Deepfake Detection Across Image, Video, and Audio: A Comprehensive Survey with Empirical Evaluation of Generalization and Robustness

Deepfakes (DFs) have emerged as a significant threat in recent years. They are exploited for malicious purposes such as impersonation, misinformation dissemination, and artistic style imitation, raising critical ethical and security concerns. This survey presents a comprehensive cross-modality analysis of passive DF detection, examining image, video, and audio modalities simultaneously. Distinct from multimodal detection which fuses multiple data streams (e.g., audio-visual, text-visual), our cross-modality analysis investigates the interconnected relationships, shared methodological principles, and common vulnerabilities across independent modalities. We systematically categorize detection approaches based on their underlying methodologies: forensic-based, data-driven, fingerprint-based, and hybrid techniques for visual modalities, and handcrafted versus learnable features for audio. We also extend our analysis beyond mere detection accuracy to include essential performance dimensions for real-world deployment, including generalization and robustness. Additionally, this survey provides a unified evaluation protocol across 10 popular datasets to assess detection accuracy, generalization, and robustness in each modality.

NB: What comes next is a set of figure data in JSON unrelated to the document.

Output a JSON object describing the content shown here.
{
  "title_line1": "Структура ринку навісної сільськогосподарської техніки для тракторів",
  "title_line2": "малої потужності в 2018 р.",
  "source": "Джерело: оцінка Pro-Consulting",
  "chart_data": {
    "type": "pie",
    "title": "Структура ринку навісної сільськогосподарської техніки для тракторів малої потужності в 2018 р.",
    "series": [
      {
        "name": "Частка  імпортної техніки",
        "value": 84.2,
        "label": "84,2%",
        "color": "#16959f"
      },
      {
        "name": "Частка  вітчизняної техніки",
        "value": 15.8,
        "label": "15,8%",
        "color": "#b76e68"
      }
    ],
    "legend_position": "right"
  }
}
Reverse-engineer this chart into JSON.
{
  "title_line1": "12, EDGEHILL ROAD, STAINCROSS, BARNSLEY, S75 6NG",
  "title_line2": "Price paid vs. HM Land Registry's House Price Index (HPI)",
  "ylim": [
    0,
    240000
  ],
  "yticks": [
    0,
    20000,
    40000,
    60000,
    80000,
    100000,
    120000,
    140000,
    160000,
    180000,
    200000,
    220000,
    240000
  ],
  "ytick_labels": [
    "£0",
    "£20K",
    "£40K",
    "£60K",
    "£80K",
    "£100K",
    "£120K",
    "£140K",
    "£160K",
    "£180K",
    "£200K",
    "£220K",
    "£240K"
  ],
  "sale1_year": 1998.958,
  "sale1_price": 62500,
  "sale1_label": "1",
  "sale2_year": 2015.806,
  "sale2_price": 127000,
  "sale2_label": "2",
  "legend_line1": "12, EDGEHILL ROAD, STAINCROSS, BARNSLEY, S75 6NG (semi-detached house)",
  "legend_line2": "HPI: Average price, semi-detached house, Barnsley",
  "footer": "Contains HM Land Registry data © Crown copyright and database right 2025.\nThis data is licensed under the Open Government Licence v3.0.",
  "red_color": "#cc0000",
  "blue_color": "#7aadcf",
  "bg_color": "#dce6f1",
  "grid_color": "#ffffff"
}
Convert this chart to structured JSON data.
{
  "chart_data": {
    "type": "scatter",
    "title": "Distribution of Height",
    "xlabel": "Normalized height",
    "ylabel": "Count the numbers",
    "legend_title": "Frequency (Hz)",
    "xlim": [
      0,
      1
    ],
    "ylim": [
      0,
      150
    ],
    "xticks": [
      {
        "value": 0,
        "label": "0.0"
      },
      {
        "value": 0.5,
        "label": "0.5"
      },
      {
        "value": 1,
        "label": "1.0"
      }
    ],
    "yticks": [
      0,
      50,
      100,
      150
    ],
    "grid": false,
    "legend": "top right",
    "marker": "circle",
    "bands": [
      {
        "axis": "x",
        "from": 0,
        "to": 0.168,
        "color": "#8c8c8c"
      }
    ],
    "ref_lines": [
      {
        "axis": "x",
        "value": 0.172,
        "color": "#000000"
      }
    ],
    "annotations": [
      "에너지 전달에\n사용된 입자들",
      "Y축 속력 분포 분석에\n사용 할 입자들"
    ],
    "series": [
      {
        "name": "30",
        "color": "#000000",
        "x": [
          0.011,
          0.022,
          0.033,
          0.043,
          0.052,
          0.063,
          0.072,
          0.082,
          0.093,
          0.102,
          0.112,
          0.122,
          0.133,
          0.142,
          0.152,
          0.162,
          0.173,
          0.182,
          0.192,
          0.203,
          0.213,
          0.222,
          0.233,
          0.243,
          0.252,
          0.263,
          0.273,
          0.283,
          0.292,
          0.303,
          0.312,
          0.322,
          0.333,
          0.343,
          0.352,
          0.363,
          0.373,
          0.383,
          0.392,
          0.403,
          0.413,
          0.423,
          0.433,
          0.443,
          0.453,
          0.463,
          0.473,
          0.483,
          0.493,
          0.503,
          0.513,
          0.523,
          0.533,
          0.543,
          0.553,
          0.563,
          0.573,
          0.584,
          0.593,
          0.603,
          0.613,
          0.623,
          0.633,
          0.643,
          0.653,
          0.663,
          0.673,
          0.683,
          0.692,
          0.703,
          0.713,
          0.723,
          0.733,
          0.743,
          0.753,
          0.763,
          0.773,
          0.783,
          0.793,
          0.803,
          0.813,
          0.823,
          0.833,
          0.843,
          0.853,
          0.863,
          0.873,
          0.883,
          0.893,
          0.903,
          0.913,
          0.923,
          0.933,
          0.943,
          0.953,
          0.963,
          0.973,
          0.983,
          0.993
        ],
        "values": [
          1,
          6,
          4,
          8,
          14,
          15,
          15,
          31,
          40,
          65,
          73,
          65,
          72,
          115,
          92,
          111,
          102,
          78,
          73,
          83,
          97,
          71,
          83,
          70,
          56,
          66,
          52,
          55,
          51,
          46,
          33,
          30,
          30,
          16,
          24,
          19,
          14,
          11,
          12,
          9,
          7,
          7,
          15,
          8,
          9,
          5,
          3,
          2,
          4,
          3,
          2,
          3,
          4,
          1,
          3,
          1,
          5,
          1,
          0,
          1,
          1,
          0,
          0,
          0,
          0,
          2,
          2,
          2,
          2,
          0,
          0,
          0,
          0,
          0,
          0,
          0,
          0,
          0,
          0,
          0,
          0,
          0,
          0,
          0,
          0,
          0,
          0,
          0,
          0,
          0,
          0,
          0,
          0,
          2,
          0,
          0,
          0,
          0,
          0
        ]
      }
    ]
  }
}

Specifically, we conduct extensive empirical evaluations across three critical dimensions: (1) verification of reported within-domain accuracy for 13 unimodal detectors, (2) cross-domain generalization assessment of 33 methods specifically designed to enhance generalization capability, and (3) robustness evaluation of 6 methods against adversarial attacks. Our experiments reveal a persistent generalization gap, with performance degradations of 10-15% in out-of-distribution scenarios, and vulnerability to white-box adversarial attacks exceeding 80% success rates. We also analyze the advantages and limitations of existing datasets, benchmarks, and evaluation metrics for passive DF detection. Finally, we propose future research directions to address these unexplored and emerging issues in the field of passive DF detection. This survey serves as a comprehensive resource for researchers and practitioners, providing insights into the current landscape, methodological approaches, and promising future directions in this rapidly evolving field.